Thursday, October 21, 2010

The Taliban Peace Talks Leave Many Skeptical

From AEI:

Taliban Peace Talks Leave Many Skeptical By Ahmad K. Majidyar

National Review Online

Thursday, October 21, 2010











Last week's media reports that the government of President Karzai was holding "high-level peace talks" with the Taliban have created fresh optimism in the U.S. and Europe about the possibility of a negotiated solution to the Afghan war. While representatives from the Afghan government and the Taliban have held several secret meetings in the past years, albeit without success, the current talks have a new dimension: The United States and NATO are now facilitating the process.



Karzai set up a 68-member High Peace Council earlier this month to speed up reconciliation efforts. The council elected former president and Northern Alliance leader Burhanuddin Rabbani as its chairman, and its prominent members include many senior jihadi leaders with whom the Taliban fought in the late 1990s, such as Hazara leader Mohammed Mohaqeq and the head of Afghanistan's upper house of parliament, Sebghatollah Mojadedi.



Both the Afghan media and Afghan political experts are skeptical, arguing that the Taliban are not willing to negotiate peace and accept conditions set by the Afghan government and the international community at a time when the insurgent groups believe they are winning.



•A commentary in Kabul Weekly, Afghanistan's largest newspaper, entitled "Price Paid for Peace Must Not Be Worth More Than Its Value," called into question the chance for the talks to succeed, reasoning that the Taliban would not cut ties with al-Qaeda and accept the Afghan constitution.



•Fazil Sancharaki, the spokesman for the opposition alliance led by Abdullah Abdullah, Karzai's chief rival in the 2009 presidential election, said the Taliban would never negotiate peace with the new council because the head of the council and many members were leaders of the anti-Taliban movement in the 1990s.
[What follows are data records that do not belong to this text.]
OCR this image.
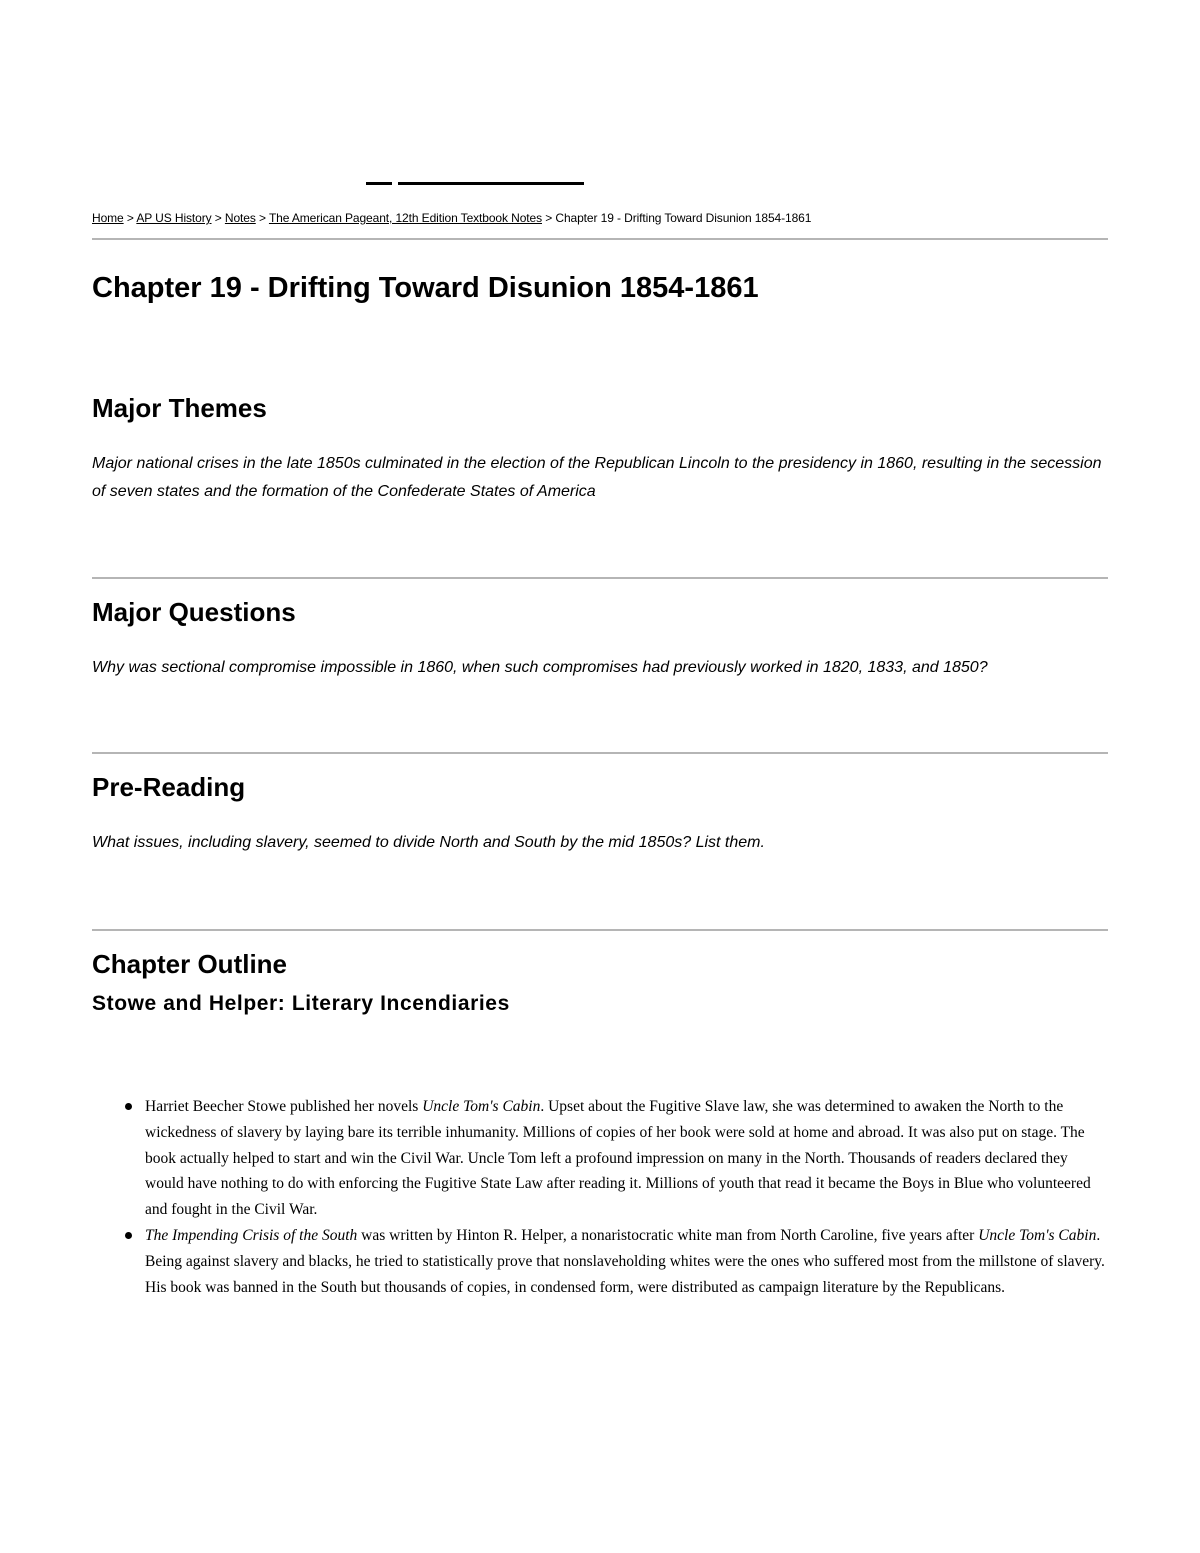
Home > AP US History > Notes > The American Pageant, 12th Edition Textbook Notes > Chapter 19 - Drifting Toward Disunion 1854-1861
Chapter 19 - Drifting Toward Disunion 1854-1861
Major Themes

Major national crises in the late 1850s culminated in the election of the Republican Lincoln to the presidency in 1860, resulting in the secession of seven states and the formation of the Confederate States of America

Major Questions

Why was sectional compromise impossible in 1860, when such compromises had previously worked in 1820, 1833, and 1850?

Pre-Reading

What issues, including slavery, seemed to divide North and South by the mid 1850s? List them.

Chapter Outline
Stowe and Helper: Literary Incendiaries
Harriet Beecher Stowe published her novels Uncle Tom's Cabin. Upset about the Fugitive Slave law, she was determined to awaken the North to the wickedness of slavery by laying bare its terrible inhumanity. Millions of copies of her book were sold at home and abroad. It was also put on stage. The book actually helped to start and win the Civil War. Uncle Tom left a profound impression on many in the North. Thousands of readers declared they would have nothing to do with enforcing the Fugitive State Law after reading it. Millions of youth that read it became the Boys in Blue who volunteered and fought in the Civil War.
The Impending Crisis of the South was written by Hinton R. Helper, a nonaristocratic white man from North Caroline, five years after Uncle Tom's Cabin. Being against slavery and blacks, he tried to statistically prove that nonslaveholding whites were the ones who suffered most from the millstone of slavery. His book was banned in the South but thousands of copies, in condensed form, were distributed as campaign literature by the Republicans.
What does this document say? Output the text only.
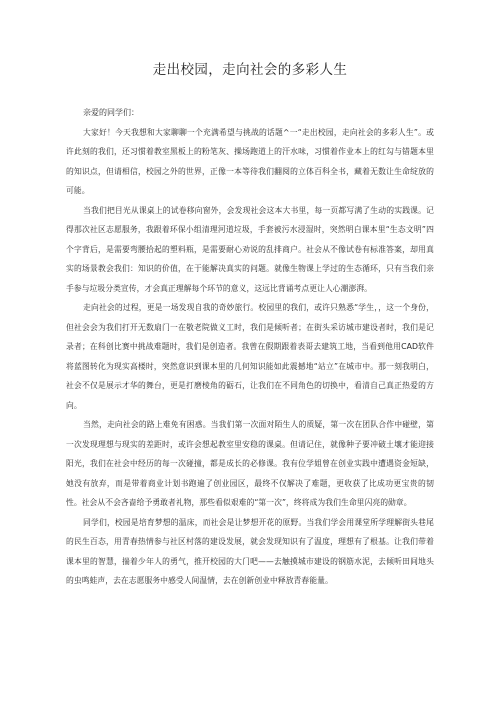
走出校园，走向社会的多彩人生

亲爱的同学们：

大家好！今天我想和大家聊聊一个充满希望与挑战的话题^一“走出校园，走向社会的多彩人生”。或许此刻的我们，还习惯着教室黑板上的粉笔灰、操场跑道上的汗水味，习惯着作业本上的红勾与错题本里的知识点，但请相信，校园之外的世界，正像一本等待我们翻阅的立体百科全书，藏着无数让生命绽放的可能。

当我们把目光从课桌上的试卷移向窗外，会发现社会这本大书里，每一页都写满了生动的实践课。记得那次社区志愿服务，我跟着环保小组清理河道垃圾，手套被污水浸湿时，突然明白课本里“生态文明”四个字背后，是需要弯腰拾起的塑料瓶，是需要耐心劝说的乱排商户。社会从不像试卷有标准答案，却用真实的场景教会我们：知识的价值，在于能解决真实的问题。就像生物课上学过的生态循环，只有当我们亲手参与垃圾分类宣传，才会真正理解每个环节的意义，这远比背诵考点更让人心潮澎湃。

走向社会的过程，更是一场发现自我的奇妙旅行。校园里的我们，或许只熟悉“学生，，这一个身份，但社会会为我们打开无数扇门一在敬老院做义工时，我们是倾听者；在街头采访城市建设者时，我们是记录者；在科创比赛中挑战难题时，我们是创造者。我曾在假期跟着表哥去建筑工地，当看到他用CAD软件将蓝图转化为现实高楼时，突然意识到课本里的几何知识能如此震撼地“站立”在城市中。那一刻我明白，社会不仅是展示才华的舞台，更是打磨棱角的砺石，让我们在不同角色的切换中，看清自己真正热爱的方向。

当然，走向社会的路上难免有困惑。当我们第一次面对陌生人的质疑，第一次在团队合作中碰壁，第一次发现理想与现实的差距时，或许会想起教室里安稳的课桌。但请记住，就像种子要冲破土壤才能迎接阳光，我们在社会中经历的每一次碰撞，都是成长的必修课。我有位学姐曾在创业实践中遭遇资金短缺，她没有放弃，而是带着商业计划书跑遍了创业园区，最终不仅解决了难题，更收获了比成功更宝贵的韧性。社会从不会吝啬给予勇敢者礼物，那些看似艰难的“第一次”，终将成为我们生命里闪亮的勋章。

同学们，校园是培育梦想的温床，而社会是让梦想开花的原野。当我们学会用课堂所学理解街头巷尾的民生百态，用青春热情参与社区村落的建设发展，就会发现知识有了温度，理想有了根基。让我们带着课本里的智慧，揣着少年人的勇气，推开校园的大门吧——去触摸城市建设的钢筋水泥，去倾听田间地头的虫鸣蛙声，去在志愿服务中感受人间温情，去在创新创业中释放青春能量。
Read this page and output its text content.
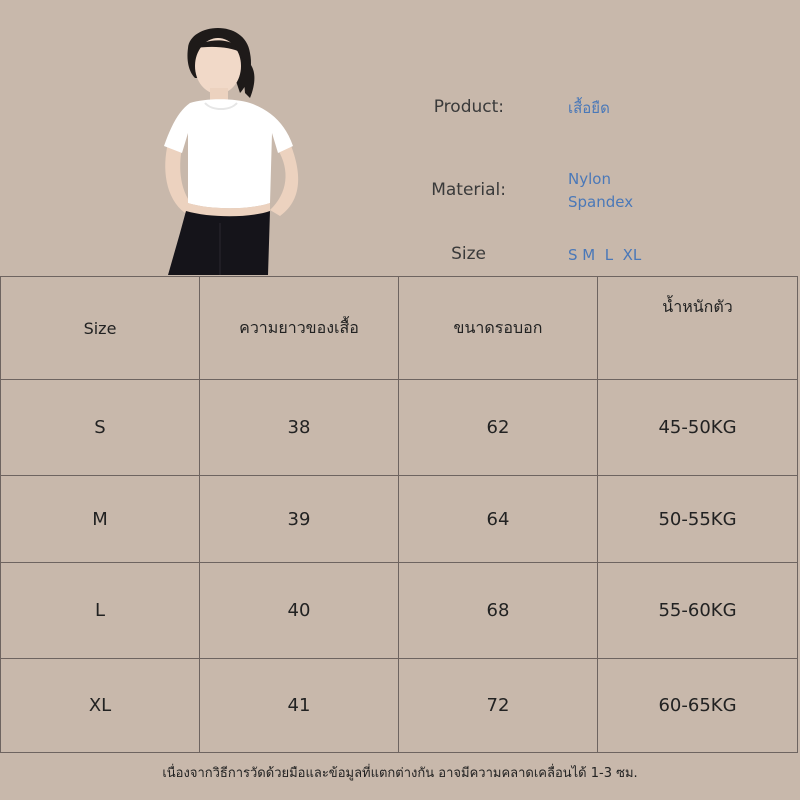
Product:	เสื้อยืด
Material:
Nylon
Spandex
Size	S M  L  XL
Size	ความยาวของเสื้อ	ขนาดรอบอก	น้ำหนักตัว
S	38	62	45-50KG
M	39	64	50-55KG
L	40	68	55-60KG
XL	41	72	60-65KG
เนื่องจากวิธีการวัดด้วยมือและข้อมูลที่แตกต่างกัน อาจมีความคลาดเคลื่อนได้ 1-3 ซม.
•Independent daily Afghanpaper reports that many Afghan lawmakers have also questioned legitimacy of the newly established council and its chance for success.



•Mandagar, another Afghan daily, ridicules the government for hoping to make peace with the Taliban while the insurgents have shown no willingness to negotiate and see themselves on the path to victory. It says the government's insistence on peace has boosted Taliban's confidence "psychologically and militarily" and has allowed them to pursue their goals with ease.



While Kabul and Washington are focusing on reconciliation efforts, the Taliban and al-Qaeda-linked groups have stepped up violence across the country and have launched a new front in once-peaceful northern Afghanistan. "Benefiting from the open nature of negotiations under all circumstances, they are striving to expand their power in different parts of the country through increasing violence," writes independent Afghan daily Hasht-e Sobh, blaming growing instability in the north on the government's "soft and flexible" policy toward the Taliban.



The north, once hailed as the most peaceful region in Afghanistan, is increasingly becoming unstable. On October 8, the Taliban killed the governor of Kunduz province and 20 other worshipers in an audacious bomb attack at a mosque in the capital of neighboring Takhar province.



In an interview with Afghanistan's Tolo television just a week before his assassination, Mohammad Omar had warned that the Taliban and al-Qaeda controlled about 40 percent of Kunduz, and were using the province as a launch pad to destabilize northern Afghanistan and spread the insurgency to Central Asian countries.



Takhar, which borders Uzbekistan in the north, has recently seen increased presence of not just Taliban fighters but also members of the al-Qaeda-linked Islamic Movement of Uzbekistan. Last month, NATO troops killed several Uzbek fighters in the province. Insurgent activity in other northern provinces is also on the rise. On October 14, over 150 Taliban fighters ambushed an Afghan National Army base and a prison in the center of Sar-i-Pul province, the first such a large-scale attack in a provincial capital in the north since the fall of the Taliban.



The murder of Mr. Omar, which was the latest in a series of assassinations targeting government officials in the north, the killing of German and Swedish soldiers over the past week, and the increasing presence of the Taliban and foreign fighters in the region signal growing instability and the rising power of insurgent groups in the north. These also indicate that the Taliban are still closely linked with the transnational terrorist groups and have no inclination to lay down arms and accept peace.



Previous efforts by the Afghan government to negotiate peace with the Taliban have failed, and there is little hope the current process will bear fruit. The Taliban leadership has strenuously rejected Kabul's recent peace overtures. The U.S. and NATO must not rely on current efforts to make peace with the Taliban and instead focus on defeating the Taliban and al-Qaeda in Afghanistan.



Ahmad K. Majidyar is a senior research associate at AEI.